425 1 tm217814d28_425.htm 425

 

Filed by PRA Health Sciences, Inc. pursuant to

Rule 425 under the Securities Act of 1933

and deemed filed pursuant to Rule 14a-12

under the Securities Exchange Act of 1934

Subject Company: PRA Health Sciences, Inc.

Commission File No. 001-36732

Date: March 16, 2021

 

The following communication was made available by PRA Health Sciences, Inc. to its new and existing clients on March 16, 2021.

 

PRA + ICON Biotech

Key Messaging for New and Existing Clients

Updated: March 16, 2021

 

·ICON’s acquisition of PRA will bring together two strong, client-focused companies who will be in the best position to meet market demands.
oAfter closing, the combined company will provide clients with broader service offerings, greater therapeutic depth and geographic coverage, and enhanced clinical and commercial solutions.
oThe union is a proactive, long-term growth venture by both companies and had a specific focus on the biotech segment.
§This was NOT a short-term, staffing-based transaction.
oLeaders from PRA and ICON have agreed to the post-closing approach for the combined organization in serving the biotech industry.
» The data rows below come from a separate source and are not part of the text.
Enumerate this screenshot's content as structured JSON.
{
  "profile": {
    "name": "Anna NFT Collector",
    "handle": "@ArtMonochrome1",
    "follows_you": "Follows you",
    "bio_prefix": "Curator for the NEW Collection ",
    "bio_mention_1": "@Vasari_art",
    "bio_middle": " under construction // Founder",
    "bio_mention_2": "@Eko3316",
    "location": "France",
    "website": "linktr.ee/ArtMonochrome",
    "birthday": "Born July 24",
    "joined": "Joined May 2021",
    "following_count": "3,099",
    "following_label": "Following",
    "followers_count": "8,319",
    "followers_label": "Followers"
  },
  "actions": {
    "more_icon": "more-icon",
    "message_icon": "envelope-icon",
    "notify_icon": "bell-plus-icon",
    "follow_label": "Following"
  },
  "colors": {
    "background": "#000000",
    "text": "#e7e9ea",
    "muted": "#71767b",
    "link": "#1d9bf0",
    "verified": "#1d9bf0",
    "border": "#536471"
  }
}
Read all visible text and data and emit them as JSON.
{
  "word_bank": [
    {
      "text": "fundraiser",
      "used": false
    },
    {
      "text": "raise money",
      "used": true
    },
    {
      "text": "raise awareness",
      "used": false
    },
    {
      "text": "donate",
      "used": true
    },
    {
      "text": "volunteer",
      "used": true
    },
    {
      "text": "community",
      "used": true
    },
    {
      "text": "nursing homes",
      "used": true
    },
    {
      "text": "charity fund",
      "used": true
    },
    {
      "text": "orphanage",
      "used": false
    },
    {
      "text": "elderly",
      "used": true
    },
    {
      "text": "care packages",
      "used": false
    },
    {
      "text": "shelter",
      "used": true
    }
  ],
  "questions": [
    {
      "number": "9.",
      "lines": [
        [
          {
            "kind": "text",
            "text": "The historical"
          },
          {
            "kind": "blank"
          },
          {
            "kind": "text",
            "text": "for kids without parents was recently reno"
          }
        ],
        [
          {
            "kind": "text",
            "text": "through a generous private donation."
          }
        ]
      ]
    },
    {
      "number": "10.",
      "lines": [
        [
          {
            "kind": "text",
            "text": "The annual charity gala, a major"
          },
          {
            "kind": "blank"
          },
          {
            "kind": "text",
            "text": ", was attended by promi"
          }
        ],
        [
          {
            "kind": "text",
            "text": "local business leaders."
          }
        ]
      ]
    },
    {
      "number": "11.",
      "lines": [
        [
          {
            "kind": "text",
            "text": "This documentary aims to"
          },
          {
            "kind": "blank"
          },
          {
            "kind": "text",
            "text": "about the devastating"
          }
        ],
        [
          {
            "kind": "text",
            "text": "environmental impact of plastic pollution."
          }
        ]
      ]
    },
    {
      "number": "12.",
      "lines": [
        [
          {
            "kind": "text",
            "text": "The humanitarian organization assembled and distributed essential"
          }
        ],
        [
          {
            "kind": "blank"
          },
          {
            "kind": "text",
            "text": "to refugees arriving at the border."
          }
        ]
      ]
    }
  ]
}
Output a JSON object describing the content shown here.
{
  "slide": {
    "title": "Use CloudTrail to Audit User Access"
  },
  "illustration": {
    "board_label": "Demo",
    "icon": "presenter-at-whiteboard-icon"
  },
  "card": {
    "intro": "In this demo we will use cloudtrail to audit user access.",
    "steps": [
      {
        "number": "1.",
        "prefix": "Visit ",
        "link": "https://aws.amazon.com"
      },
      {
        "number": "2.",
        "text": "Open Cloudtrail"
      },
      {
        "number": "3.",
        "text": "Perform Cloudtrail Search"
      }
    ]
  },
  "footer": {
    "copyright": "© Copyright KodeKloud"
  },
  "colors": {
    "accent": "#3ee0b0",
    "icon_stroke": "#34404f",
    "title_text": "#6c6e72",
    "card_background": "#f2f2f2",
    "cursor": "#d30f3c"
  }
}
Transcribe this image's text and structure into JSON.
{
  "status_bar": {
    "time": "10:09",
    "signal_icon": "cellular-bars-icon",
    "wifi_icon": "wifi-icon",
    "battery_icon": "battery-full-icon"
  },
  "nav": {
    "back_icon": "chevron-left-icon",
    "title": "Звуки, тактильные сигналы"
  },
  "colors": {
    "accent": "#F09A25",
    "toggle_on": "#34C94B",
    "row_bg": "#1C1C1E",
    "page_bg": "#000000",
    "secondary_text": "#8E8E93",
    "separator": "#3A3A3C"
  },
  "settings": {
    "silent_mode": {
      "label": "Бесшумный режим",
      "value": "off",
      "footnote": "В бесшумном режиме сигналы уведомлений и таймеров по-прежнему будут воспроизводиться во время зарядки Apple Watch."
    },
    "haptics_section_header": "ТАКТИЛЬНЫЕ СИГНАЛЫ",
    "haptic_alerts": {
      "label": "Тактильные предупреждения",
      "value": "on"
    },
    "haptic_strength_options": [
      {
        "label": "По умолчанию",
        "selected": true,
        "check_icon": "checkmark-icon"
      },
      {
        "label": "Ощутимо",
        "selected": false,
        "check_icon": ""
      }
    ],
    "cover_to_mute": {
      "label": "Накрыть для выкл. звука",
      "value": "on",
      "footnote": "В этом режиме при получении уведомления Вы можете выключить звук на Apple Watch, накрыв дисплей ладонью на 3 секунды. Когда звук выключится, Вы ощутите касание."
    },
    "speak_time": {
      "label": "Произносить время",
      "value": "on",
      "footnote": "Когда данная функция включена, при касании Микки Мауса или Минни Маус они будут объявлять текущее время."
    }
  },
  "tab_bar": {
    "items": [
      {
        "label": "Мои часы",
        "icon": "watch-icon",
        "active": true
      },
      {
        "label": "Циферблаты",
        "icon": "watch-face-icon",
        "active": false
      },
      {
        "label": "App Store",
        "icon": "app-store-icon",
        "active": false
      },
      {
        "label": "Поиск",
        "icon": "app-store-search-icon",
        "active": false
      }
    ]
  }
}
Until closing, PRA and ICON remain separate and independent companies.
·PRA and ICON’s expertise in biotech will be carried into the new combined organization, and meeting the unique needs of this segment will be a critical component of the post-closing business strategy.
oPRA and ICON’s biotech operating models are strong but flexible, with customizable end-to-end solutions that fit the unique needs of our partners. This will remain the same.
oPRA and ICON have delivered purpose-built solutions for biotech partners, always taking into consideration project fit and chemistry among team members. The combined organization will continue to do this.
oOur priority: Superior client service with human expertise and attention will enable a seamless continuation of our partnership.

·Biotech is in PRA’s DNA. PRA’s expertise in biotech will be carried into the new combined organization; meeting the unique needs of this segment will be a critical component of the business strategy after closing.

oPRA’s biotech operating model is strong but flexible, with customizable end-to-end solutions that fit the unique needs of our partners. This will remain the same.

oSince the beginning, PRA has delivered purpose-built solutions for biotech partners, always taking into consideration project fit and chemistry among team members. The combined organization will continue to do this.

oOur priority now and after the closing of the acquisition: Superior client service with human expertise and attention will enable a seamless continuation of our partnership.

·After the deal closes, there will be a consistent and recognizable approach to the biotech model, but with best-in-class solutions and capabilities from both organizations as appropriate for any specific client or project.
oBoth ICON and PRA are committed to continuity for biotech customers and their projects, while also focused on delivering high quality data and meeting milestones. 
oThe combined entity will be committed to maintaining access to key company leadership as biotech has become accustomed to.
oWe will retain our high-touch executive oversight and availability.
oThe General Partner model will remain intact, and biotech partners will retain their study teams.
oJust like with the project teams, customers can also expect continuity in MSAs and contracts as well as processes and systems for their respective projects.

 

 

 

 

·A dedicated integration planning team is being formed to guide the two companies during this time of transition.
oAt every level, both PRA and ICON will be represented, and team members with biotech expertise will be included in planning.
oIntegration of two, large publicly traded companies will be done in a considered manner and will take time; we do not expect any changes prior to closing and no large-scale changes in 2021, even after the deal closes later this year.
oAny changes that occur after closing will be done collaboratively with careful consideration of client leadership and the needs of each project.
oAlthough we are only in the integration planning stages, we are laser focused on ensuring that there are no disruptions to continuing projects.
oBoth companies are in strong growth phases and are continuing to hire at an aggressive pace to continue to meet the demands of our clients.
·Positive change is part of PRA and ICON’s culture.
oBoth organizations and their global employee base accept and embrace change as part of growth process.
§Both have a history of acquisitions and bringing new teams and solutions onboard smoothly and efficiently.
oPRA and ICON are separately pursuing retention strategies to encourage team stability and collaboration.
oEmployees from both companies have been fully briefed on the acquisition, and they will be informed of new information as it becomes available.
·Both companies have committed to the highest levels of customer service – during the planning process and after the new company is formed.
oPlease always feel comfortable contacting your day-to-day contact or the leadership team at PRA to discuss your business and ask questions.
oWe are here to assist you and ensure that your work is prioritized.